The Metrolink Board of Directors on Friday authorized completion of a $120 million contract for a system intended to prevent train-to-train collisions.

The board voted to authorize Chief Executive Officer John E. Fenton to complete the final terms and award the contract to Parsons Transportation Group to manage and integrate Positive Train Control technology on the transportation company's 512-mile system, Metrolink Media Relations Officer Sherita Coffelt said.

The system monitors and controls train movements remotely, preventing train-to-train collisions, unauthorized train movement into a work zone, movement of a train through a switch left in the wrong position and trains exceeding authorized speeds, Coffelt said.

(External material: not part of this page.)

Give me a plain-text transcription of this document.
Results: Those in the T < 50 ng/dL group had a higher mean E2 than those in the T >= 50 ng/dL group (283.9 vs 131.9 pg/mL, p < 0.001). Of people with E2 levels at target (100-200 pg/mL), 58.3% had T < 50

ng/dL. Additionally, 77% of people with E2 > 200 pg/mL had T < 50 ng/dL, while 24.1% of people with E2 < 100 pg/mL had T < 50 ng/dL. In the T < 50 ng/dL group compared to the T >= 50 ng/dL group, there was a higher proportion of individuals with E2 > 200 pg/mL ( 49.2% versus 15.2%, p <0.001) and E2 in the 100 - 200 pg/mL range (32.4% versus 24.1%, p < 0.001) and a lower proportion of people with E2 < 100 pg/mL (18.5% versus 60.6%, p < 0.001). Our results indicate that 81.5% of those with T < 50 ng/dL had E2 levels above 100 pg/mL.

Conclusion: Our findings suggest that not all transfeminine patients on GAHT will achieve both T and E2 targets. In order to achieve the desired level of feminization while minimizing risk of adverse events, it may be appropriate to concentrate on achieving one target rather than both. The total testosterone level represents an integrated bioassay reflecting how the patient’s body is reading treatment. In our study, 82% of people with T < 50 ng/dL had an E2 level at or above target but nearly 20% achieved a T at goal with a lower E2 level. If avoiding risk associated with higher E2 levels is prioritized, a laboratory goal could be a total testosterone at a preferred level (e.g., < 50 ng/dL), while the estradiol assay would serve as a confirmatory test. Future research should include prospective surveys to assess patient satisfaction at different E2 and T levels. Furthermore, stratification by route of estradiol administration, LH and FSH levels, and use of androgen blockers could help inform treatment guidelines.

The system will consist of on-board computers, display screens, GPS tracking and radios on 57 cab cars and 52 locomotives and a stop enforcement system at 476 signals.

Changes with the communications include a six-county specialized communication system to link the wayside signals, trains and centralized dispatch office, and the current dispatch system will be replaced with a new one.

"Today's action puts us one step closer to our goal of being the first railroad to implement PTC and the safest rail operator in the nation,'' Metrolink Board Chairman Keith Millhouse said.

"Metrolink has outlined an aggressive implementation schedule that will allow our passengers to be among the first in the nation to benefit from this safety innovation.''

Metrolink is acquiring the system in response to the Sept. 12, 2008 crash of a Metrolink commuter train near Chatsworth that killed 25 people.

Officials said "human error'' by the engineer was responsible for the crash -- he failed to obey a red signal to stop to let a freight train pass.

Later reports indicated the engineer had been texting and may have been distracted when the crash occurred.